Curious creation


By Denise Dick

Kids learn environmental lesson at YMCA camp

By DENISE DICK

denise_dick@vindy.com

BOARDMAN

Ryan Detlor and Cora Ams, both 6, and Ava DiMaiolo and Will Blumel, both 7, turned trash into art.

The children were among those participating Friday in Camp Curiosity at the D.D. and Velma Davis Family YMCA.

“Every year at camp, we make something out of junk,” said Suzanne Gray, Y art instructor.

This year it was YETI, or YMCA Environmental Team Initiative, a 6-foot abominable junkman.

The Y’s maintenance director created a skeleton for the beast, which was then covered with chicken wire, Gray explained.

“We had to stuff bags inside of the chicken wire,” explained Ryan.

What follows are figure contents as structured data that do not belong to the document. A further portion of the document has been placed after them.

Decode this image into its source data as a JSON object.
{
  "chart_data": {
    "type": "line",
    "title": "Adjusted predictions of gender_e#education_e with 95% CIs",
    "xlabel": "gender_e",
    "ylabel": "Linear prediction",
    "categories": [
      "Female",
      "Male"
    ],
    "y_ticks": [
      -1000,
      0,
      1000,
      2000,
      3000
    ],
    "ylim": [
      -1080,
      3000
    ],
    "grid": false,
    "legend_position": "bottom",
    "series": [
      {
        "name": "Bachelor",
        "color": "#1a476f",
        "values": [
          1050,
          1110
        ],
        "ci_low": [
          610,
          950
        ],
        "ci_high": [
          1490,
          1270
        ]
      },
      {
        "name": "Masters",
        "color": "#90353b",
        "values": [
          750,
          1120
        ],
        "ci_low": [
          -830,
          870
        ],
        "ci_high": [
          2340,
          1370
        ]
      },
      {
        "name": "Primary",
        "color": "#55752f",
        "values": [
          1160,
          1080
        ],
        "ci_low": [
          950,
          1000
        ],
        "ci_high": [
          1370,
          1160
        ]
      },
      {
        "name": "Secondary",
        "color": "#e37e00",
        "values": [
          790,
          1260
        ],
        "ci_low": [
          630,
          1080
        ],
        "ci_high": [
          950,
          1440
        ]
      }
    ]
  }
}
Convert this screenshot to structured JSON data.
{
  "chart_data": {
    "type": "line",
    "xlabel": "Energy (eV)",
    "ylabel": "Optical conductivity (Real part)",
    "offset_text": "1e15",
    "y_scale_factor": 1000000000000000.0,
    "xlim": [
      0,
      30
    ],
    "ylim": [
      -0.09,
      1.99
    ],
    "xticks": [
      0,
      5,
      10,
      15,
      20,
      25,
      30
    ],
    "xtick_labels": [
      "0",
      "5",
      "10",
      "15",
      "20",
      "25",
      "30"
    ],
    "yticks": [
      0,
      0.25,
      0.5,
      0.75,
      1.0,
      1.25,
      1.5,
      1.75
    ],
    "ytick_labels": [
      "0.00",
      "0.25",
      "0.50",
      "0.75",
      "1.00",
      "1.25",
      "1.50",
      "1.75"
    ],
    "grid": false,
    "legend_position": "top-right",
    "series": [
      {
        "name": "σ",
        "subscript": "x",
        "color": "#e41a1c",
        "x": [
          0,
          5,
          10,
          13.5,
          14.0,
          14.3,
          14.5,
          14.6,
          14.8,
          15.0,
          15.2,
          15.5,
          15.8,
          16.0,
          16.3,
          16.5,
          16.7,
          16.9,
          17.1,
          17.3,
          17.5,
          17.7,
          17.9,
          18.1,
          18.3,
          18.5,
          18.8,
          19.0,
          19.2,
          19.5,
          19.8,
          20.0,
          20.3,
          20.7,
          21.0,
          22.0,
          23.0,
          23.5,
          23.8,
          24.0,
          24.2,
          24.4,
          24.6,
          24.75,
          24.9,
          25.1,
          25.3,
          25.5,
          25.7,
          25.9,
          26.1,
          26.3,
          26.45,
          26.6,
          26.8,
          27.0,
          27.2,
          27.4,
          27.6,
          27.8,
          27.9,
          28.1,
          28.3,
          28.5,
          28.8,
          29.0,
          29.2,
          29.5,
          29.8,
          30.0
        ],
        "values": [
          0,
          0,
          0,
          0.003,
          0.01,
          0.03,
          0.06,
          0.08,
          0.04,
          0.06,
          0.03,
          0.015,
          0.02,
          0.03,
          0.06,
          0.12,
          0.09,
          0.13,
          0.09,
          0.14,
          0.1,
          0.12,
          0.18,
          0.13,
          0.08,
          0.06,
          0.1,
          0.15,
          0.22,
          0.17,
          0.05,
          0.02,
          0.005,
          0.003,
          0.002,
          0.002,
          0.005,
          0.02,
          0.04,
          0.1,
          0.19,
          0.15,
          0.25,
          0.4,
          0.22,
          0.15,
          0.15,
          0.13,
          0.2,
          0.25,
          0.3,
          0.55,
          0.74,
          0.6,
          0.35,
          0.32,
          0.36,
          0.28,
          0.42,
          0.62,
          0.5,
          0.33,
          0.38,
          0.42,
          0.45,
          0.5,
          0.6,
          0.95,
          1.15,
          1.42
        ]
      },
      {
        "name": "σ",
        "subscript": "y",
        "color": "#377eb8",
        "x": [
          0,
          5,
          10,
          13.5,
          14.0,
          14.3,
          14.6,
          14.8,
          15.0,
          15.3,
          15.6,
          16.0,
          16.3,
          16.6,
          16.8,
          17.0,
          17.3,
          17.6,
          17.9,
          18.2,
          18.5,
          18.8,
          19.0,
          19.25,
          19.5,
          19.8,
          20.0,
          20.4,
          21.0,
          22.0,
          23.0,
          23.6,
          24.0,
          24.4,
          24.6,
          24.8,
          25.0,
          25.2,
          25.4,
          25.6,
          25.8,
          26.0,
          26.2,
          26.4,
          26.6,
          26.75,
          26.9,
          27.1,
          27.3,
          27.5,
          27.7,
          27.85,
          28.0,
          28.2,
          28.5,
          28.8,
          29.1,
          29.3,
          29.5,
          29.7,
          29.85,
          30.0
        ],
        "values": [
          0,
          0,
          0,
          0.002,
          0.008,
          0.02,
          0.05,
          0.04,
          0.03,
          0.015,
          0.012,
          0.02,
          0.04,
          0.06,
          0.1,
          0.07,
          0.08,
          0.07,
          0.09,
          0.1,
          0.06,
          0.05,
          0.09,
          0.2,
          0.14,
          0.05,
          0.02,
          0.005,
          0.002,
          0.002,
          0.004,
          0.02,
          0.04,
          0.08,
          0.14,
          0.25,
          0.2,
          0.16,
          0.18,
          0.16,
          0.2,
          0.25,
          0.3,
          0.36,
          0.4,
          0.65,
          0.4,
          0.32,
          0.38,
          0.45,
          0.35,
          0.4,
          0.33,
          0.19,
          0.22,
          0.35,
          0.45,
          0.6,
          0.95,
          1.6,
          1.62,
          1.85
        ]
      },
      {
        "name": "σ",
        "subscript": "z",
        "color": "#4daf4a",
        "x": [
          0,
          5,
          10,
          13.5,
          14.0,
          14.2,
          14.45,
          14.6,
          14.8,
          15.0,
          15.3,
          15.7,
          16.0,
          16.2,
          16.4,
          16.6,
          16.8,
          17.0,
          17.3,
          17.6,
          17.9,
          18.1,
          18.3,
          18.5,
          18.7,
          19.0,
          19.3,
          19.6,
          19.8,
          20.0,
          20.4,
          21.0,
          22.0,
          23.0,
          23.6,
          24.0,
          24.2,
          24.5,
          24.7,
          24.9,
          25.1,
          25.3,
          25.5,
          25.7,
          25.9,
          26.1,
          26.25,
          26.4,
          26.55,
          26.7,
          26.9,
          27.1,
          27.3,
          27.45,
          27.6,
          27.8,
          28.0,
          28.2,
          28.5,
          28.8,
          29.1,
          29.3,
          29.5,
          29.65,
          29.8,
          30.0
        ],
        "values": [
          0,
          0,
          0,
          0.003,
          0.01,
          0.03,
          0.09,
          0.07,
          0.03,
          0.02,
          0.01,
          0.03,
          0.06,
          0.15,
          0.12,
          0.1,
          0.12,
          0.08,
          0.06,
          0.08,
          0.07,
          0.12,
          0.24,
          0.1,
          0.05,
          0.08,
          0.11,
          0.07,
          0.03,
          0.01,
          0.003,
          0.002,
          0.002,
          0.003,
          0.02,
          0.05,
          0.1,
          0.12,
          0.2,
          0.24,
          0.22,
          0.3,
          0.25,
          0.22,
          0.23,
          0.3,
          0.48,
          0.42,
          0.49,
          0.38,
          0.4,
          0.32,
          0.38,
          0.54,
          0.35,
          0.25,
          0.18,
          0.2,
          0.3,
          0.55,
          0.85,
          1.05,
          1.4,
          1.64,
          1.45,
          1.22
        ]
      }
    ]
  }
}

“Some people brought in bags,” Cora added. “We brought in old toys that were broken and we don’t play with anymore.”

The process began with each child drawing the abominable one.

“We were allowed to draw a picture of a yeti and to see how to put it together,” Ava said.

“Then we put the bags into the chicken wire,” Will said.

The end product is a hulking monster of plastic shopping bags, broken toys, planters, plastic bottles, fast-food drink lids, straws, tubing, glue-stick containers, tennis balls and baseballs and other material.

“The kids decided how to put it all together,” Gray said.

She worried that children wouldn’t know what a yeti was, but it’s a character in the movie “Monsters, Inc.” and the perennial Christmas television show “Rudolph the Red-Nosed Reindeer.”

There’s an environmental message too, Gray said.

One of YETI’s parts is a plastic six-pack ring.

“We talked about how fish get caught in them and they’re found in the stomachs of marine animals,” Gray said.

After hanging out at the Y for a few weeks, YETI will be on display at the Canfield Fair.

“Then he’ll be recycled,” Gray said.